By Lorna Mwebaza

Public holidays are when we normally break routine, loosen up a little and catch an extra hour or two of sleep. Everyone looks forward to them, except when you are a curious bookworm and land on an advert on social media calling you to attend a literary event organized, attended and moderated by women.

To celebrate Women’s Month, EA Scene, Goethe Zentrum Kampala and Alliance Française Kampala organized a writer’s workshop. On said date, I had planned to sleep in, then meet with a couple of friends later on in the day to chill and share a meal- but when I saw the poster, the plan completely changed.

The writing workshop was specifically for but not exempted to women?(we did have some men in attendance and they were equally warmly welcomed) I was excited to meet like-minded people! It gets difficult to introduce one’s self as a writer. Many, if not most times, I find myself feeling utterly misunderstood, or even as one that’s telling practical jokes. A space in which to meet people who understand what my heart beats for makes me safe, any day, any time. Surrounded by these women, I felt safe.

EA Scene writer Natasha Khaddijah Sebunya gives her presentation.

I arrived right on time and I knew that this would be fun because I met so many friendly people. In as much as I was excited to network, I know that creatives are sometimes difficult to connect with especially because most usually have their insecurities they are fighting and it gets easier to put up such a wall. Luckily, I found some familiar faces at the event and easily blended. As the session went on, the room continued to fill up more and more.
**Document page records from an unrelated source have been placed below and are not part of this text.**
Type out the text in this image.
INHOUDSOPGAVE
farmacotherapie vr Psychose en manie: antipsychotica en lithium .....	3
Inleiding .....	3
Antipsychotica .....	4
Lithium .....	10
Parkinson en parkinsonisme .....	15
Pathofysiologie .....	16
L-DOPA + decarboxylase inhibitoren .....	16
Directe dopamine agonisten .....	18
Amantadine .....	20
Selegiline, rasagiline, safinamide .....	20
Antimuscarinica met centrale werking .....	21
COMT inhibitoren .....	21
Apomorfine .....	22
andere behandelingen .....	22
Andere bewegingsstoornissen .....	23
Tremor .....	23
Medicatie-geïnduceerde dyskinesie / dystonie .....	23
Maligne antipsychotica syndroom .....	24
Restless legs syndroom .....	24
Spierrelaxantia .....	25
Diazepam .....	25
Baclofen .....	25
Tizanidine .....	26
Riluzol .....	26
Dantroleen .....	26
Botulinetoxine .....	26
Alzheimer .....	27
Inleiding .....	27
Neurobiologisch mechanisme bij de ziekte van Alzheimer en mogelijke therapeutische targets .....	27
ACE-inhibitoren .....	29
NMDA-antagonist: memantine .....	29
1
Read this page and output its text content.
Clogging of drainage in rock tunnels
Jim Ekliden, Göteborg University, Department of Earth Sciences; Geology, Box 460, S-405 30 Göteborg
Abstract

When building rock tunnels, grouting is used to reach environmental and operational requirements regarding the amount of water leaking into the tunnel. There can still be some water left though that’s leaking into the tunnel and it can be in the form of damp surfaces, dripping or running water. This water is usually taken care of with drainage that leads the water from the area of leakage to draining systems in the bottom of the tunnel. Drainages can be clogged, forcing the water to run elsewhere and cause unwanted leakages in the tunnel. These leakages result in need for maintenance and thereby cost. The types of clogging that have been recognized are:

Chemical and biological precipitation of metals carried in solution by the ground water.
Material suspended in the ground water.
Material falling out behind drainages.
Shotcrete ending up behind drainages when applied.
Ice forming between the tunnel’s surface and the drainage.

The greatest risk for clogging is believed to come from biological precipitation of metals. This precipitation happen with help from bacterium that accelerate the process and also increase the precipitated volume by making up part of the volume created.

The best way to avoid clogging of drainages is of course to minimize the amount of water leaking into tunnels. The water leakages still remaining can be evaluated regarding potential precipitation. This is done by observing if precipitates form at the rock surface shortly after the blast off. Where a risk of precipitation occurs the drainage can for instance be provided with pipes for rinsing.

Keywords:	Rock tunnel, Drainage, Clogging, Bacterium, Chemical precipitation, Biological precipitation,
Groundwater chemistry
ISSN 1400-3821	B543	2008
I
Khadijja Natasha Sebunya, a writer with the EA Scene and one of the moderators shared an insightful presentation about the historic and systematic erasure of women in Literature.

The conversation got more intense and the passion and heart within each person in the room began to show as people raised their views on the different matters that came to life. We got to talk about the challenges of women in the literary world, and most importantly we got to delve deep into analyzing the role of women in the past, present and future of literature. The discussion got even more heated when the conversation about characterization of women and Africans is problematic.

The excitement was short-lived for me as I had to take my leave quite early but to this day, I cannot help but wonder where the conversation ended. I look forward to similar spaces and conversations in the future and I secretly hope that when it happens, someone can volunteer to break down what I missed after 3.30 pm when I walked out of the room.